The oil paintings of Patti OLEON are highly representational depictions of period interiors, gathered during recent travels to Budapest, Prague, Venice, Berlin, and Istanbul, yet, like a stage set before the opening of a play, these interiors are resolutely devoid of human habitation. Highly detailed, yet unfamiliar and unplaceable, her depictions of interiors incorporate the distortions resulting from photo-documentation with a hand-held camera, using available light, and shallow depth of field. She composes structures and intersections of light and form from sections of these spaces, and then faithfully paints, using old master techniques, what the camera records, including any oddities of reflected light, seeking the edge between realism and illusion, the tension between the known and the unidentifiable. Pervasive warm light creates an ambiguous, sensuous skin that contradicts the motionless, powerful void. The entire room becomes a still life, with a relationship between time and image echoing a Proustian sensibility.

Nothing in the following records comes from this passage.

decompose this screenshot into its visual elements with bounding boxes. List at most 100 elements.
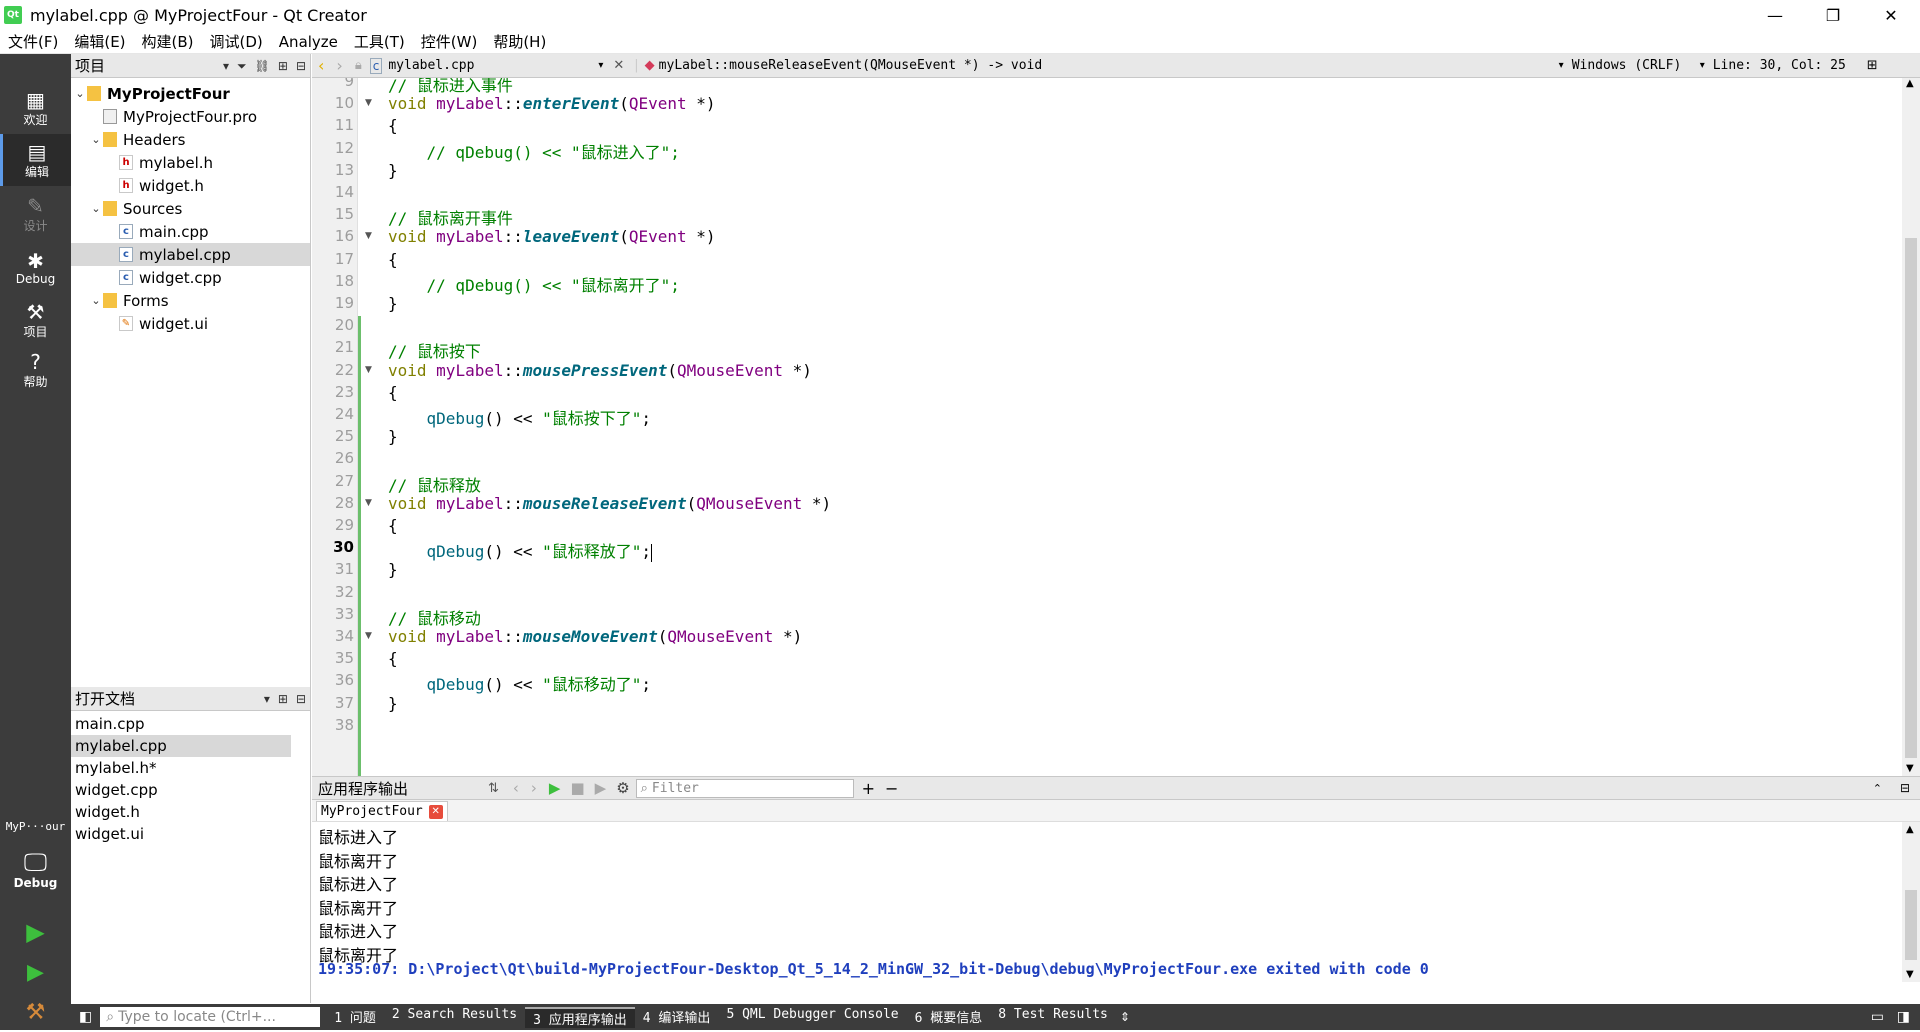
open-document-item[interactable]: mylabel.cpp [71, 735, 291, 757]
output-pane-tab[interactable]: 5 QML Debugger Console [718, 1007, 906, 1028]
tree-item[interactable]: ⌄ MyProjectFour [71, 82, 310, 105]
zoom-in-icon[interactable]: + [862, 779, 875, 798]
code-line[interactable]: { [388, 383, 398, 402]
code-line[interactable]: { [388, 516, 398, 535]
symbol-combo[interactable]: myLabel::mouseReleaseEvent(QMouseEvent *… [659, 58, 1559, 73]
view-dropdown-icon[interactable]: ▾ [223, 59, 229, 73]
menu-file[interactable]: 文件(F) [0, 30, 66, 54]
fold-marker-icon[interactable]: ▼ [365, 98, 375, 108]
code-line[interactable]: // 鼠标离开事件 [388, 205, 513, 229]
open-document-item[interactable]: widget.ui [71, 823, 310, 845]
editor-scrollbar[interactable]: ▲ ▼ [1902, 78, 1920, 776]
code-editor[interactable]: 9 10 11 12 13 14 15 16 17 18 19 20 21 22 23 24 25 26 27 28 2… [312, 78, 1920, 776]
output-pane-tab[interactable]: 1 问题 [326, 1007, 384, 1028]
output-scroll-down-icon[interactable]: ▼ [1906, 969, 1914, 980]
code-line[interactable]: } [388, 161, 398, 180]
code-line[interactable]: } [388, 427, 398, 446]
file-dropdown-icon[interactable]: ▾ [598, 60, 603, 71]
code-line[interactable]: void myLabel::leaveEvent(QEvent *) [388, 227, 716, 246]
menu-widgets[interactable]: 控件(W) [413, 30, 486, 54]
output-pane-tab[interactable]: 6 概要信息 [907, 1007, 991, 1028]
rerun-icon[interactable]: ▶ [549, 779, 561, 797]
menu-edit[interactable]: 编辑(E) [66, 30, 133, 54]
kit-selector[interactable]: 🖵 Debug [0, 840, 71, 898]
chevron-down-icon[interactable]: ⌄ [73, 87, 87, 100]
chevron-down-icon[interactable]: ⌄ [89, 294, 103, 307]
attach-debugger-icon[interactable]: ▶ [595, 779, 607, 797]
output-scrollbar[interactable]: ▲ ▼ [1902, 822, 1920, 982]
current-file-combo[interactable]: mylabel.cpp [388, 58, 598, 73]
open-document-item[interactable]: widget.h [71, 801, 310, 823]
back-arrow-icon[interactable]: ‹ [318, 56, 324, 75]
close-panel-icon[interactable]: ⊟ [296, 692, 306, 706]
code-line[interactable]: } [388, 560, 398, 579]
mode-projects[interactable]: ⚒ 项目 [0, 294, 71, 346]
output-text[interactable]: 19:35:07: D:\Project\Qt\build-MyProjectF… [312, 822, 1920, 982]
fold-marker-icon[interactable]: ▼ [365, 498, 375, 508]
close-pane-icon[interactable]: ⊟ [1900, 781, 1910, 795]
output-pane-tab[interactable]: 3 应用程序输出 [525, 1006, 635, 1028]
scroll-down-icon[interactable]: ▼ [1906, 763, 1914, 774]
minimize-button[interactable]: — [1746, 0, 1804, 30]
code-line[interactable]: void myLabel::mousePressEvent(QMouseEven… [388, 361, 812, 380]
more-tabs-icon[interactable]: ⇕ [1120, 1010, 1130, 1024]
close-file-icon[interactable]: ✕ [613, 58, 624, 73]
output-tab-myprojectfour[interactable]: MyProjectFour ✕ [316, 801, 448, 821]
output-pane-tab[interactable]: 2 Search Results [384, 1007, 525, 1028]
debug-run-button[interactable]: ▶ [0, 952, 71, 992]
toggle-sidebar-icon[interactable]: ◧ [79, 1009, 92, 1025]
split-editor-icon[interactable]: ⊞ [1867, 58, 1878, 73]
code-line[interactable]: void myLabel::mouseReleaseEvent(QMouseEv… [388, 494, 831, 513]
code-line[interactable]: } [388, 294, 398, 313]
tree-item[interactable]: ⌄ Headers [71, 128, 310, 151]
open-document-item[interactable]: widget.cpp [71, 779, 310, 801]
code-line[interactable]: } [388, 694, 398, 713]
line-ending-combo[interactable]: Windows (CRLF) [1572, 58, 1700, 73]
code-line[interactable]: // qDebug() << "鼠标离开了"; [388, 272, 680, 296]
symbol-dropdown-icon[interactable]: ▾ [1559, 60, 1564, 71]
output-scrollbar-thumb[interactable] [1905, 890, 1917, 960]
code-line[interactable]: void myLabel::enterEvent(QEvent *) [388, 94, 716, 113]
cursor-position[interactable]: Line: 30, Col: 25 [1713, 58, 1867, 73]
chevron-down-icon[interactable]: ⌄ [89, 133, 103, 146]
scrollbar-thumb[interactable] [1905, 238, 1917, 758]
menu-build[interactable]: 构建(B) [134, 30, 202, 54]
dropdown-icon[interactable]: ▾ [264, 692, 270, 706]
code-line[interactable]: // 鼠标释放 [388, 472, 481, 496]
filter-icon[interactable]: ⏷ [237, 59, 247, 74]
tree-item[interactable]: c main.cpp [71, 220, 310, 243]
maximize-pane-icon[interactable]: ⌃ [1873, 782, 1882, 795]
code-line[interactable]: { [388, 116, 398, 135]
locator-input[interactable]: ⌕ Type to locate (Ctrl+... [100, 1007, 321, 1027]
toggle-right-sidebar-icon[interactable]: ◨ [1897, 1009, 1910, 1025]
tree-item[interactable]: ⌄ Sources [71, 197, 310, 220]
code-line[interactable]: { [388, 250, 398, 269]
output-filter-field[interactable]: ⌕ Filter [635, 778, 854, 798]
tree-item[interactable]: h widget.h [71, 174, 310, 197]
open-document-item[interactable]: mylabel.h* [71, 757, 310, 779]
open-document-item[interactable]: main.cpp [71, 713, 310, 735]
chevron-down-icon[interactable]: ⌄ [89, 202, 103, 215]
code-line[interactable]: // 鼠标移动 [388, 605, 481, 629]
tree-item[interactable]: h mylabel.h [71, 151, 310, 174]
mode-design[interactable]: ✎ 设计 [0, 188, 71, 240]
tree-item[interactable]: ✎ widget.ui [71, 312, 310, 335]
close-panel-icon[interactable]: ⊟ [296, 59, 306, 73]
split-icon[interactable]: ⊞ [278, 59, 288, 73]
output-pane-tab[interactable]: 8 Test Results [990, 1007, 1116, 1028]
build-button[interactable]: ⚒ [0, 992, 71, 1032]
code-line[interactable]: { [388, 649, 398, 668]
code-line[interactable]: // 鼠标按下 [388, 338, 481, 362]
menu-debug[interactable]: 调试(D) [202, 30, 271, 54]
maximize-button[interactable]: ❐ [1804, 0, 1862, 30]
attach-icon[interactable]: ⇅ [488, 781, 499, 796]
close-tab-icon[interactable]: ✕ [428, 804, 443, 819]
close-button[interactable]: ✕ [1862, 0, 1920, 30]
stop-icon[interactable]: ■ [570, 779, 584, 797]
fold-marker-icon[interactable]: ▼ [365, 231, 375, 241]
menu-analyze[interactable]: Analyze [271, 30, 346, 54]
forward-arrow-icon[interactable]: › [336, 56, 342, 75]
mode-debug[interactable]: ✱ Debug [0, 242, 71, 294]
tree-item[interactable]: MyProjectFour.pro [71, 105, 310, 128]
code-line[interactable]: qDebug() << "鼠标释放了"; [388, 538, 653, 562]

Oleon’s paintings unsettle us, and yet sustain our interest . . . Opera upsets reality by symmetrically perfecting it, achieving an ideal in décor at the expense of habitability. We literally do not know where we stand relative to the image. The more that we accept what our eyes see, the more that our bodies feel ghostly.
Modernism is proud to present its seventh one-person exhibition of paintings Patti OLEON. Oleon received both her B.A. and M.F.A from UCLA, from which she graduated Phi Beta Kappa and summa cum laude. She has been the recipient of numerous awards and grants, including the Guggenheim Foundation, Pollock Krasner Foundation Grant (twice), the Adolph and Esther Gottlieb Foundation Grant, Fulbright/DAAD Fellowship, Ford Foundation Grant, and an Ingram Merrill Foundation Grant.